Ein bisschen erinnerte die Szene an den Film „Borat“. Sacha Baron Cohen stellt darin die Tradition des „Judenrennens“ vor: Das Volk jagt eine nach dem antisemitischen Klischee gefertigte Pappmachéfigur. Das ist tatsächlich komisch, weil eine Überzeichnung der abstrusen Welt des europäischen Antisemitismus. Doch ohne den Perspektivwechsel ist die St. Gallener Szene nur eine Jagd. Nicht lustig.

Zumal es zuletzt in Europa einige antisemitische Mordanschläge gab: Toulouse, Burgas, Brüssel, Paris, Kopenhagen. Und Attacken nehmen auch in Deutschland zu. Die Jüdische Gemeinde Berlin verschickt ihre Zeitung nur noch im neutralen Umschlag – zum Schutz ihrer Mitglieder. Dazu passt die Empfehlung, besser auf die Kippa zu verzichten. Juden sind in Deutschland bedroht? Nicht, wenn man sie nicht erkennt.

Die Bezeichnung ungenannt

Geht es noch zynischer? Ja. In Deutschland nämlich wird der Antisemitismus relativiert. Etwa nach dem antisemitischen Attentat auf den Supermarkt in Paris. Hier sprach man von Geiseln, ganz so, als habe der Täter etwas erpressen wollen, oder verbrämt von „einem“, manchmal einem „koscheren“ Supermarkt und schaffte so das Kunststück, das Attentat, bei dem vier Menschen sterben mussten, weil sie Juden waren, nicht antisemitisch zu nennen.
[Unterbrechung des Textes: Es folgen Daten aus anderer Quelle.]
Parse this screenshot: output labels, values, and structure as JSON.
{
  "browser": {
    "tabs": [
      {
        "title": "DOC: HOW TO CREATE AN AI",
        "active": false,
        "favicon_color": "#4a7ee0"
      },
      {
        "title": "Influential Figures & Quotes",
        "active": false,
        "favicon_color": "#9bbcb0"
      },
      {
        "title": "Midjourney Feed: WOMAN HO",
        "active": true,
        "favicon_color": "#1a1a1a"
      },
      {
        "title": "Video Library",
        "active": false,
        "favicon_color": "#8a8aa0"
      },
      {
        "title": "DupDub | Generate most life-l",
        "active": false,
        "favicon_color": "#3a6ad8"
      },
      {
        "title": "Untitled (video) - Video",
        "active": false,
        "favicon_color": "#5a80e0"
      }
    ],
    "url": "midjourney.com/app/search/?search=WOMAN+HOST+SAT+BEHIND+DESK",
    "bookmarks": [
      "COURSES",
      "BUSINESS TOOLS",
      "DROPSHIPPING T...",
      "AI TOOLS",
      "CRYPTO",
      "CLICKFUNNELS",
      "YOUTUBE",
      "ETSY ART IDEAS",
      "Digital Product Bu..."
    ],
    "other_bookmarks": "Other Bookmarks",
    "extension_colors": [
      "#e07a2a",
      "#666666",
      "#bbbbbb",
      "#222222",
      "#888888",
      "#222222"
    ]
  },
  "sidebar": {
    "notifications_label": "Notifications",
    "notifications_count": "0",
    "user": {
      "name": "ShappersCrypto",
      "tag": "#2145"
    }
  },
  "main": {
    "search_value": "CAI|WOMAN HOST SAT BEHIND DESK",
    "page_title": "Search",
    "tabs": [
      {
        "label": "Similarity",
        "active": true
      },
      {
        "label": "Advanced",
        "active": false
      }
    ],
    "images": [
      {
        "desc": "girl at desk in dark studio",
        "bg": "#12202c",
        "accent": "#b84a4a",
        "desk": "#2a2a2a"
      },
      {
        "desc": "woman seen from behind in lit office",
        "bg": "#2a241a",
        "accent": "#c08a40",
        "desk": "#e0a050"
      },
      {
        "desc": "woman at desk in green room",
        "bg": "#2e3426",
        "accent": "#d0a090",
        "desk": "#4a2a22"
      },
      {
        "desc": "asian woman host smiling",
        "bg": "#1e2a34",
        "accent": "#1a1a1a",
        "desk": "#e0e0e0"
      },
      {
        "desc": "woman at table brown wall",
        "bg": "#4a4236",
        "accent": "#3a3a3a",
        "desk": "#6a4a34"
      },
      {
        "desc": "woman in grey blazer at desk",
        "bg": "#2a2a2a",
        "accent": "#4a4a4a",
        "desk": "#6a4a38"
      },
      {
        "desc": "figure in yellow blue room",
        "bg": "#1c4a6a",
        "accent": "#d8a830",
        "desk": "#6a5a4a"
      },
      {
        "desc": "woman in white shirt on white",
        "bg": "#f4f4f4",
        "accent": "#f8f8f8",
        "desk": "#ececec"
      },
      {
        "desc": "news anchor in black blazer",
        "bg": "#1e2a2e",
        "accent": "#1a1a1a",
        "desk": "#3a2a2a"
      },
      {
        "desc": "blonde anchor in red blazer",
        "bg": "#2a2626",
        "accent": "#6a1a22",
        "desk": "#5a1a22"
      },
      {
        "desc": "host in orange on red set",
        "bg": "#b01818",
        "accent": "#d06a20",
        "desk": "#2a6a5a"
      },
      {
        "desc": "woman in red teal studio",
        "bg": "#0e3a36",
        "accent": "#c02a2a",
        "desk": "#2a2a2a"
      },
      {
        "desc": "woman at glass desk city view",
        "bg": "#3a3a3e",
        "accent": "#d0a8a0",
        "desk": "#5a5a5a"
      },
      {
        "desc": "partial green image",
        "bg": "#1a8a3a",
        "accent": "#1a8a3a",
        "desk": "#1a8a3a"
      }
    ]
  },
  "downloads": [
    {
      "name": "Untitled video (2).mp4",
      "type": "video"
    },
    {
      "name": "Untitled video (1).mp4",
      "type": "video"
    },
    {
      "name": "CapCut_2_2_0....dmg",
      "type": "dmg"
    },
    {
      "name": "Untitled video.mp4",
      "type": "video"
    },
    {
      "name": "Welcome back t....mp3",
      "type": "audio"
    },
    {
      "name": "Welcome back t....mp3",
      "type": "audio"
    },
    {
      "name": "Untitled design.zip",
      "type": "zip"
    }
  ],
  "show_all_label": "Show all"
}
Und während in Frankreich, Belgien und Dänemark die Sicherheitsvorkehrungen für jüdische Einrichtungen verschärft wurden, verteilt die deutsche Justiz Freifahrtscheine für AntisemitInnen.

Im Sommer flogen Brandsätze auf die Wuppertaler Synagoge. Das Gericht aber konnte beim besten Willen keinen Antisemitismus erkennen; die Attentäter hätten auf den Gazakrieg aufmerksam machen wollen. Wir nennen das Israelkritik: jüdische Gotteshäuser anzünden und so. Keine Kerze, sondern gleich ein Feuer für den Frieden. Und dann das unfassbare Urteil in München, nachdem ein Antisemit nur ist, wer sich positiv auf den NS bezieht.

Erfolgreiches Verdrängen

Irgendwie ist es da nur konsequent, dass die Antisemitismus-Kommission des Innenministeriums gleich ganz auf einen jüdischen Experten verzichtet. Warum auch nicht? Der moderne Antisemitismus braucht schließlich auch keine Juden! „Kritiker sind entsetzt“, kommentierte Spon die Entscheidung. Und ein Kollege schrieb auf Facebook in etwa: Was regen sich alle so auf? An der Wannsee-Konferenz hatte ja auch kein Jude teilnehmen dürfen.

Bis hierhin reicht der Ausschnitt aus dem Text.